Italie : nouvelles manifestations contre le green pass après les violences du 9 octobre (VIDEOS)

Rome a été le théâtre de violents affrontements le 9 octobre entre les forces de l’ordre et des opposants au pass sanitaire, notamment des activistes du groupuscule «néofasciste» Forza Nuova. De nouvelles manifestations ont eu lieu le 11 octobre.

Le 11 octobre, de nouvelles manifestations contre le green pass (pass sanitaire) et l’obligation vaccinale se sont tenues en Italie. Celles-ci se sont déroulées pacifiquement, quelques jours après les scènes de chaos lors des protestations du 9 octobre à Rome, à propos desquelles la classe politique italienne a exprimé sa désapprobation. De nombreux responsables politiques ont également condamné le mouvement Forza Nuova qualifié de «néofasciste» après le saccage par certains de ses militants du siège de la CGIL (Confédération générale italienne du travail), principale confédération syndicale du pays située à gauche.
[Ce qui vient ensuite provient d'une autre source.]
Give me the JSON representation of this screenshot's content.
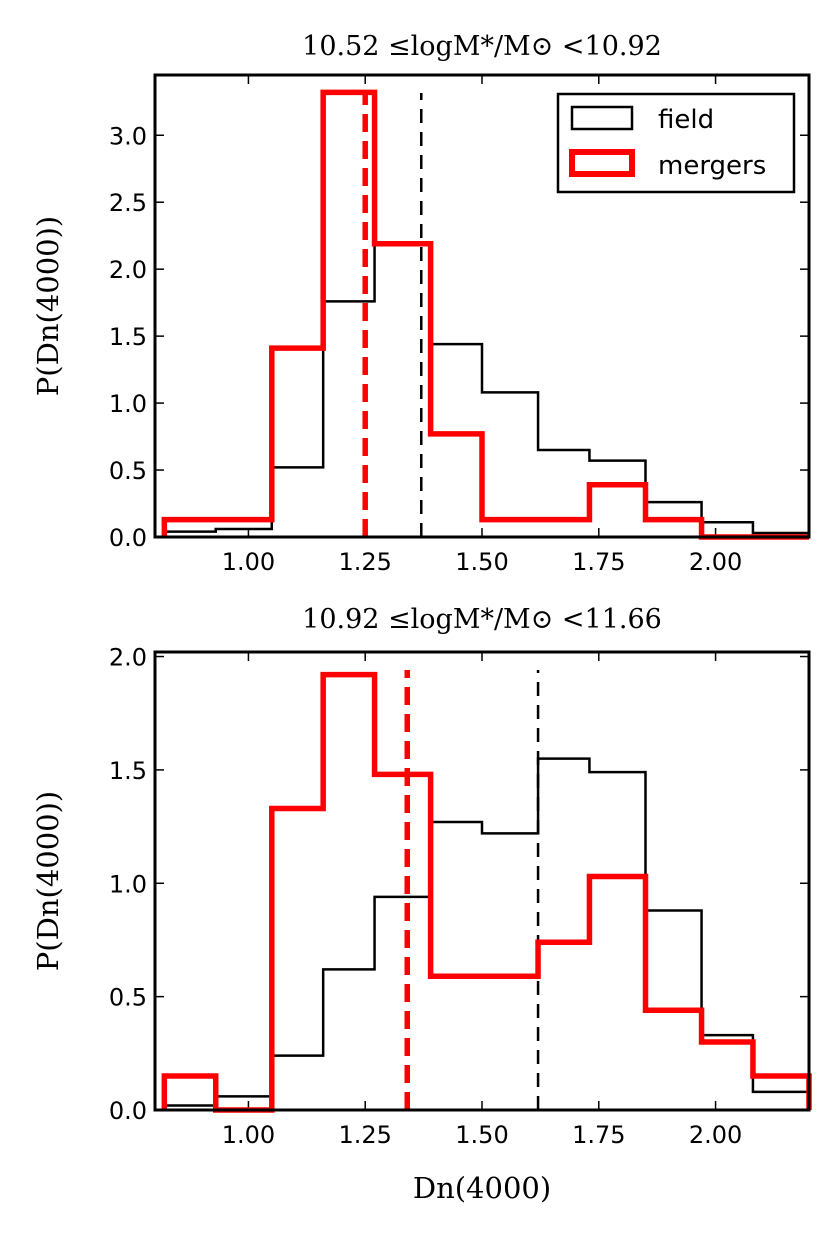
{
  "chart_data": [
    {
      "type": "histogram",
      "title": "10.52 ≤logM*/M⊙ <10.92",
      "xlabel": "",
      "ylabel": "P(Dn(4000))",
      "xlim": [
        0.8,
        2.2
      ],
      "ylim": [
        0.0,
        3.45
      ],
      "xticks": [
        "1.00",
        "1.25",
        "1.50",
        "1.75",
        "2.00"
      ],
      "yticks": [
        "0.0",
        "0.5",
        "1.0",
        "1.5",
        "2.0",
        "2.5",
        "3.0"
      ],
      "bin_edges": [
        0.82,
        0.93,
        1.05,
        1.16,
        1.27,
        1.39,
        1.5,
        1.62,
        1.73,
        1.85,
        1.97,
        2.08,
        2.2
      ],
      "legend": [
        "field",
        "mergers"
      ],
      "legend_position": "upper right",
      "series": [
        {
          "name": "field",
          "color": "#000000",
          "values": [
            0.04,
            0.06,
            0.52,
            1.76,
            2.19,
            1.44,
            1.08,
            0.65,
            0.57,
            0.26,
            0.11,
            0.03
          ],
          "median": 1.37
        },
        {
          "name": "mergers",
          "color": "#ff0000",
          "values": [
            0.13,
            0.13,
            1.41,
            3.32,
            2.19,
            0.77,
            0.13,
            0.13,
            0.39,
            0.13,
            0.0,
            0.0
          ],
          "median": 1.25
        }
      ]
    },
    {
      "type": "histogram",
      "title": "10.92 ≤logM*/M⊙ <11.66",
      "xlabel": "Dn(4000)",
      "ylabel": "P(Dn(4000))",
      "xlim": [
        0.8,
        2.2
      ],
      "ylim": [
        0.0,
        2.02
      ],
      "xticks": [
        "1.00",
        "1.25",
        "1.50",
        "1.75",
        "2.00"
      ],
      "yticks": [
        "0.0",
        "0.5",
        "1.0",
        "1.5",
        "2.0"
      ],
      "bin_edges": [
        0.82,
        0.93,
        1.05,
        1.16,
        1.27,
        1.39,
        1.5,
        1.62,
        1.73,
        1.85,
        1.97,
        2.08,
        2.2
      ],
      "series": [
        {
          "name": "field",
          "color": "#000000",
          "values": [
            0.02,
            0.06,
            0.24,
            0.62,
            0.94,
            1.27,
            1.22,
            1.55,
            1.49,
            0.88,
            0.33,
            0.08
          ],
          "median": 1.62
        },
        {
          "name": "mergers",
          "color": "#ff0000",
          "values": [
            0.15,
            0.0,
            1.33,
            1.92,
            1.48,
            0.59,
            0.59,
            0.74,
            1.03,
            0.44,
            0.3,
            0.15
          ],
          "median": 1.34
        }
      ]
    }
  ]
}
Matteo Renzi, ancien président du Conseil italien (centre-gauche) a fustigé «une agression contre le pays» et la Constitution après ces violences. 

Même son de cloche au centre-droit de l’échiquier politique. Silvio Berlusconi a exprimé sa solidarité avec le syndicat : «J’ai téléphoné au secrétaire général de la CGIL, Maurizio Landini, pour lui faire part, ainsi qu’à tout le syndicat, de ma sympathie et ma solidarité pour les violences inacceptables qui n’ont rien à voir avec la politique et la démocratie.»

Matteo Salvini, le leader de la Ligue, a également fait part de son soutien : «Solidarité avec la CGIL pour l’attaque subie, je suis proche des travailleurs qui défendent, pacifiquement, leurs droits et libertés.»

Le député et économiste Claudio Borghi, figure de proue de la Ligue contre le pass sanitaire, a également lancé un avertissement aux manifestants au sujet de Forza Nuova : «Chères familles qui manifestez légitimement contre le green pass ; la prochaine fois que vous voyez quelqu’un de Forza Nuova s’agréger à vous, chassez-le, par tous les moyens. Ils ne sont pas avec vous, ils sont là pour anéantir la légitimité de toute protestation.»

Le président du Conseil Mario Draghi s’est, quant à lui, rendu au siège de la CGIL, sous les applaudissements. Il a promis que le gouvernement allait se pencher sur la question «de la dissolution des forces néofascistes». «Les syndicats pour protéger la démocratie et les droits des travailleurs ; aucune tolérance contre l’intimidation et la violence», a tweeté le compte officiel du Palais Chigi, siège de la présidence du Conseil italien. Un communiqué a par ailleurs été publié sur le site de cette dernière, promouvant l’action du gouvernement en matière de vaccination contre le Covid-19. A ce titre, Mario Draghi n’avait pas fait mystère de sa volonté de la rendre obligatoire dès que possible.

Pour rappel, en Italie, le pass sanitaire devrait être étendu à tous les lieux de travail le 15 octobre, risquant d’entraîner de nombreuses suspensions de poste, ce qui pousse les Italiens à descendre dans les rues pour contester cette mesure. De nouvelles manifestations se sont ainsi encore déroulées dans la péninsule le 11 octobre, de Rome à Trieste.

Des étudiants de Padoue et de Venise ont également battu le pavé pour protester contre l’obligation du pass sanitaire pour accéder aux universités.